GrapheneOS heavily improves privacy compared to the Android Open Source Project in contrast with /e/ heavily reducing it.

GrapheneOS is far ahead of the standard pace for privacy patches instead of behind and we fix many privacy weaknesses ourselves. We've fixed a bunch of Android VPN leaks and many forms of data leaks to apps.

Since GrapheneOS is a serious privacy project, we have to put substantial work into security too because privacy depends on it.

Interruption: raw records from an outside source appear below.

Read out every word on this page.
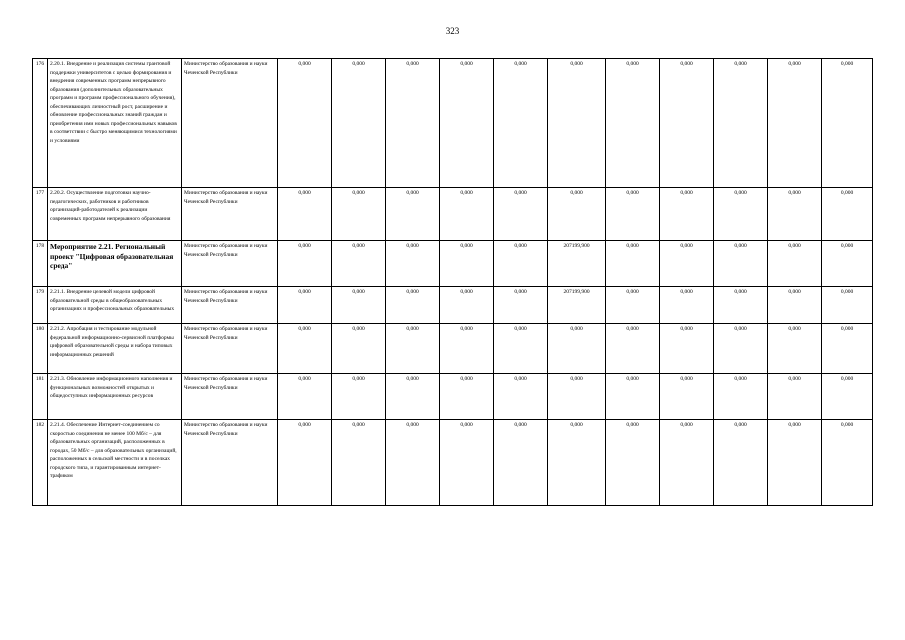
323
176	2.20.1. Внедрение и реализация системы грантовой поддержки университетов с целью формирования и внедрения современных программ непрерывного образования (дополнительных образовательных программ и программ профессионального обучения), обеспечивающих личностный рост, расширение и обновление профессиональных знаний граждан и приобретения ими новых профессиональных навыков в соответствии с быстро меняющимися технологиями и условиями	Министерство образования и науки Чеченской Республики	0,000	0,000	0,000	0,000	0,000	0,000	0,000	0,000	0,000	0,000	0,000
177	2.20.2. Осуществление подготовки научно-педагогических, работников и работников организаций-работодателей к реализации современных программ непрерывного образования	Министерство образования и науки Чеченской Республики	0,000	0,000	0,000	0,000	0,000	0,000	0,000	0,000	0,000	0,000	0,000
178	Мероприятие 2.21. Региональный проект "Цифровая образовательная среда"	Министерство образования и науки Чеченской Республики	0,000	0,000	0,000	0,000	0,000	207199,900	0,000	0,000	0,000	0,000	0,000
179	2.21.1. Внедрение целевой модели цифровой образовательной среды в общеобразовательных организациях и профессиональных образовательных	Министерство образования и науки Чеченской Республики	0,000	0,000	0,000	0,000	0,000	207199,900	0,000	0,000	0,000	0,000	0,000
180	2.21.2. Апробация и тестирование модульной федеральной информационно-сервисной платформы цифровой образовательной среды и набора типовых информационных решений	Министерство образования и науки Чеченской Республики	0,000	0,000	0,000	0,000	0,000	0,000	0,000	0,000	0,000	0,000	0,000
181	2.21.3. Обновление информационного наполнения и функциональных возможностей открытых и общедоступных информационных ресурсов	Министерство образования и науки Чеченской Республики	0,000	0,000	0,000	0,000	0,000	0,000	0,000	0,000	0,000	0,000	0,000
182	2.21.4. Обеспечение Интернет-соединением со скоростью соединения не менее 100 Мб/c – для образовательных организаций, расположенных в городах, 50 Мб/c – для образовательных организаций, расположенных в сельской местности и в поселках городского типа, и гарантированным интернет-трафиком	Министерство образования и науки Чеченской Республики	0,000	0,000	0,000	0,000	0,000	0,000	0,000	0,000	0,000	0,000	0,000
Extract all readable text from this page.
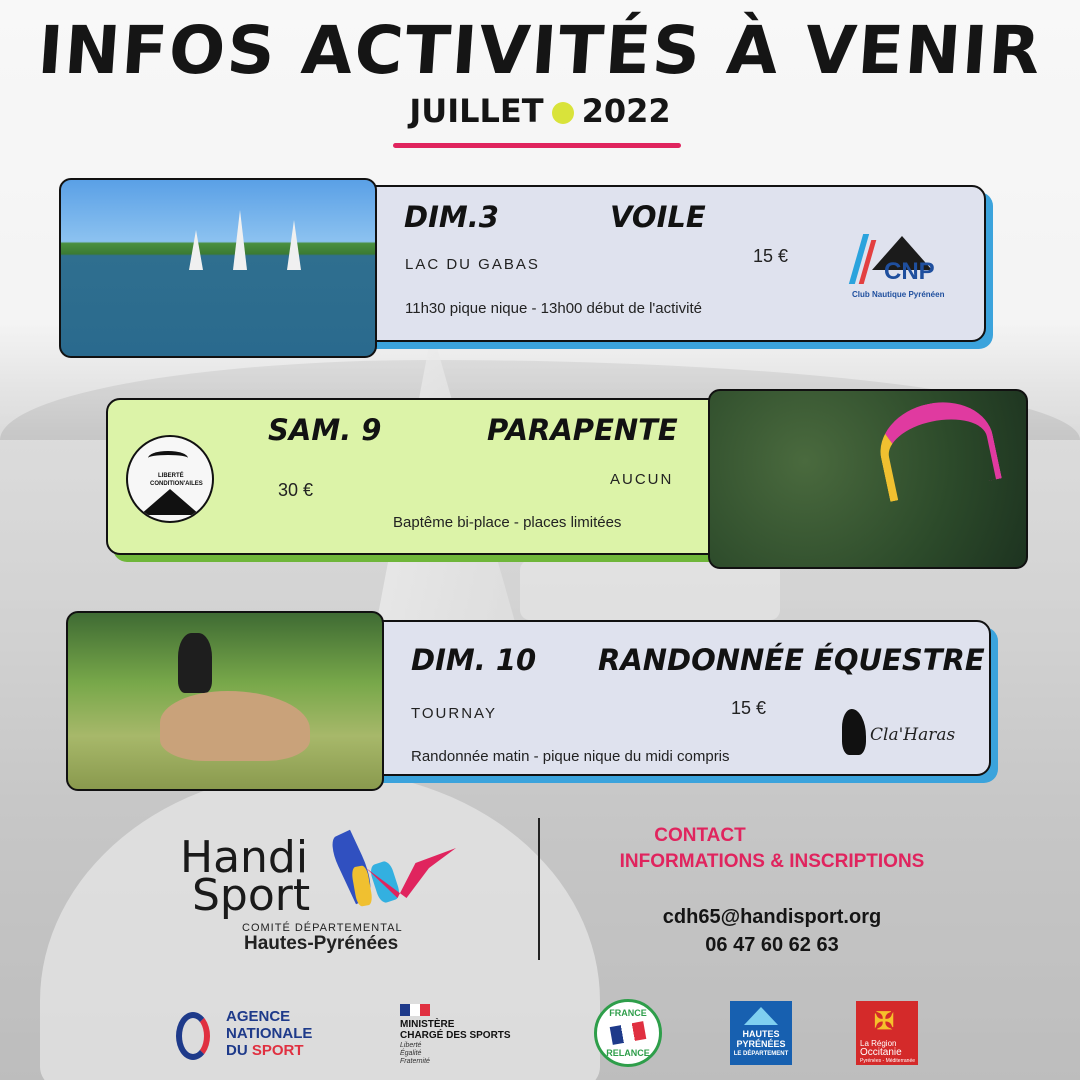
INFOS ACTIVITÉS À VENIR
JUILLET 2022
DIM.3	VOILE
LAC DU GABAS	15 €
11h30 pique nique - 13h00 début de l'activité
CNP
Club Nautique Pyrénéen
LIBERTÉ
CONDITION'AILES
SAM. 9	PARAPENTE
30 €
AUCUN
Baptême bi-place - places limitées
DIM. 10 RANDONNÉE ÉQUESTRE
TOURNAY	15 €
Randonnée matin - pique nique du midi compris
Cla'Haras
Handi
Sport
COMITÉ DÉPARTEMENTAL
Hautes-Pyrénées
CONTACT
INFORMATIONS & INSCRIPTIONS
cdh65@handisport.org
06 47 60 62 63
AGENCE
NATIONALE
DU SPORT
MINISTÈRE
CHARGÉ DES SPORTS
Liberté
Égalité
Fraternité
FRANCE
RELANCE
HAUTES
PYRÉNÉES
LE DÉPARTEMENT
✠
La Région
Occitanie
Pyrénées - Méditerranée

/e/ tries to provide privacy by bundling a small blocklist of domain names solely used for ads and analytics. This doesn't do anything to address the most privacy invasive behavior by apps which happens via their own services. It doesn't stop apps sending data to arbitrary third parties from their servers or even client side. It can't block anything without the app using a dedicated domain for the unwanted behavior which usually isn't how things are done.

The domains they block are a tiny subset of domains used for those purposes and do not stop the most privacy invasive behavior by apps.

Apps and SDKs have also increasingly bypassed DNS blocklists via DNS-over-HTTPS resolvers, hard-wired IP addresses and most of all moving connecting to third party APIs to their servers where they don't need to leak their API keys.

DNS filtering works fine on GrapheneOS but isn't a viable approach to protecting privacy.

Exodus Privacy uses a very similar approach to label apps as having trackers based on whether they include a library from a small list they've decided as trackers. Many of those decisions are dubious and it misses that the most privacy invasive behavior by apps isn't done that way. It also has extremely inaccurate labelling of permissions misleading users about how that works. Here's a great example of both with Facebook Lite:

https://reports.exodus-privacy.eu.org/en/reports/com.facebook.lite/latest/

Report for com.facebook.lite 505.0.0.8.102

Known trackers, permissions and informations about this specific version of this application

εxodus

@GrapheneOS
@exodus

Hello. I am a GrapheneOS user. I think Exodus Privacy manager hold some value scanning the libraries apps use.

But I also know there are other ways that apps use.

So my question is, is there any better app currently out or a list of a few other handy apps to help users know which ones are leaking data?

There should be tools we could use to help ourselves.

Please respond by giving any suggestions or even processes to check with links. Help spread the knowledge.